L''orbánisation' de l'Europe se poursuit
Le modèle hongrois de fermeture des frontières a fait école en Europe, déplore le journal économique libéral Il Sole 24 Ore, suite à la réintroduction des contrôles de part et d’autre du Brenner :
«Le président autrichien Heinz Fischer aime à qualifier les barrières qui s’élèvent désormais entre l’Autriche et l’Italie de 'gestion frontalière'. Comme si ce glissement sémantique pourrait permettre de sauver l'image d’un pays qui compte déjà de nombreux squelettes dans le placard.
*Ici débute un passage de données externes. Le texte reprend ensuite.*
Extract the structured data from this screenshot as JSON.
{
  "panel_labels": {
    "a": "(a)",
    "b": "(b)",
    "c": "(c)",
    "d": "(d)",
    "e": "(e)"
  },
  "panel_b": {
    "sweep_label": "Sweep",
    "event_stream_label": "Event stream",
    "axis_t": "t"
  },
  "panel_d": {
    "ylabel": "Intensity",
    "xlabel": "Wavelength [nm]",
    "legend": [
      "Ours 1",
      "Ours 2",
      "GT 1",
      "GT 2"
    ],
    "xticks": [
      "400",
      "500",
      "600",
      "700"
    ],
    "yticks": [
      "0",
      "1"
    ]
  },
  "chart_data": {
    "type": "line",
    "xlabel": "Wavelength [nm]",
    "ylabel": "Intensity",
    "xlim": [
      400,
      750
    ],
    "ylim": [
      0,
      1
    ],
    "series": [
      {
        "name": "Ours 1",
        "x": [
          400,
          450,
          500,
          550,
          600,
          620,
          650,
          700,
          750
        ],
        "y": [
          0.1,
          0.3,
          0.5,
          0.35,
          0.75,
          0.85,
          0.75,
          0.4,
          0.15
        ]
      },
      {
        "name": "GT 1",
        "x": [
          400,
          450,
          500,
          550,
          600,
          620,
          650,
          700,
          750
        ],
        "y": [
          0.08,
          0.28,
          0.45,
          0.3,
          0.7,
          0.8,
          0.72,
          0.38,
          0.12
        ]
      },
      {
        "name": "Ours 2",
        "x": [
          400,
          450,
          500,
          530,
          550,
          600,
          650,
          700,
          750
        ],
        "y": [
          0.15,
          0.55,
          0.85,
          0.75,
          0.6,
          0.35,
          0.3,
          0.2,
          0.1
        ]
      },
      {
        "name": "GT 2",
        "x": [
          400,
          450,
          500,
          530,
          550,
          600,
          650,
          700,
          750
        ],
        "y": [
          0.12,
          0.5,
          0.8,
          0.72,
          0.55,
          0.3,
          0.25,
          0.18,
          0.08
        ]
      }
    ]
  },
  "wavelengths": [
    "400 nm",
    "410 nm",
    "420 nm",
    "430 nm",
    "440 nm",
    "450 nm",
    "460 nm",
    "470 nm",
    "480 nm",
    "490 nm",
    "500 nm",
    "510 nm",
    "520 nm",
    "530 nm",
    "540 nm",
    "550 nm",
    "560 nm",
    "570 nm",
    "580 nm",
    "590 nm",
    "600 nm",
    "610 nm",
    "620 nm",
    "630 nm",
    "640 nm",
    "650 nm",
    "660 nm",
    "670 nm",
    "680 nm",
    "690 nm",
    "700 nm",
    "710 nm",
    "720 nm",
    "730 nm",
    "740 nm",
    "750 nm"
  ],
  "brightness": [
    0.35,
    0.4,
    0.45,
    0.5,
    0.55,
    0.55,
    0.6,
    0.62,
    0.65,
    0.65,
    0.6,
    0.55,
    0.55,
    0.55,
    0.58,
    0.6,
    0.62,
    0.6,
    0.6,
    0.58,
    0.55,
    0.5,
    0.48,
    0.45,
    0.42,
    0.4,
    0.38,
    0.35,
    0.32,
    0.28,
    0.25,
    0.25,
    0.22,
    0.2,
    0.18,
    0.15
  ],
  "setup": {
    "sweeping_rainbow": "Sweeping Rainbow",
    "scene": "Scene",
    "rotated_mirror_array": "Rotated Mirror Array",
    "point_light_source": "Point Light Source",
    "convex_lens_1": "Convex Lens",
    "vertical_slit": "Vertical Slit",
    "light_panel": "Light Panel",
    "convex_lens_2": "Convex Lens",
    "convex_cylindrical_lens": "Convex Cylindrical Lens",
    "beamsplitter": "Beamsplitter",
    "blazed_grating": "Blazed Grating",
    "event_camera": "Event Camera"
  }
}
Or depuis des semaines, le pays n’hésite pas à renier l’esprit européen, le credo européen, pour se retrancher derrière les murs de sa forteresse prospère. Une prospérité qu’elle refuse de partager. Si l’on parlait de scandale et de honte lorsque le dirigeant hongrois Viktor Orbán avait décidé de clôturer la frontière avec la Serbie en septembre dernier, afin de contenir les réfugiés dans les Balkans, force est de constater aujourd’hui que Budapest a trouvé en l’Autriche un disciple et allié enthousiaste et convaincu dans la mise en œuvre du 'projet orbánien' pour l’Europe.»
Le Brenner, une anomalie de l'histoire
Les Tyroliens du Sud se retrouvent coupés des Tyroliens d’Autriche suite à la réintroduction des contrôles au col du Brenner. Or ceci ne semble pas beaucoup intéresser Vienne, constate le quotidien conservateur Corriere della Sera :
«On n’assiste pas seulement la construction d’un mur entre le Nord et le Sud, entre les deux régions d’Europe, entre l’Italie et l’Autriche. On divise aussi le petit monde tyrolien. La construction de ce nouveau mur ramène des décennies en arrière les Tyroliens du Sud, qui avaient perçu le traité de Schengen, la levée des barrières les coupant de leur patrie, comme une véritable libération. On risque de raviver de vieilles blessures. … Au cours de négociations qui avaient duré des décennies, il avait été possible de panser au moins partiellement ces plaies, grâce à la compréhension des Italiens mais aussi des Tyroliens du Sud. L’Europe avait fait le reste. Jusqu’à ce que le Brenner ne devienne plus qu’une frontière quasi imperceptible. Mais voilà que les murs, les clôtures et les barbelés menacent d’inverser le cours de l’histoire.»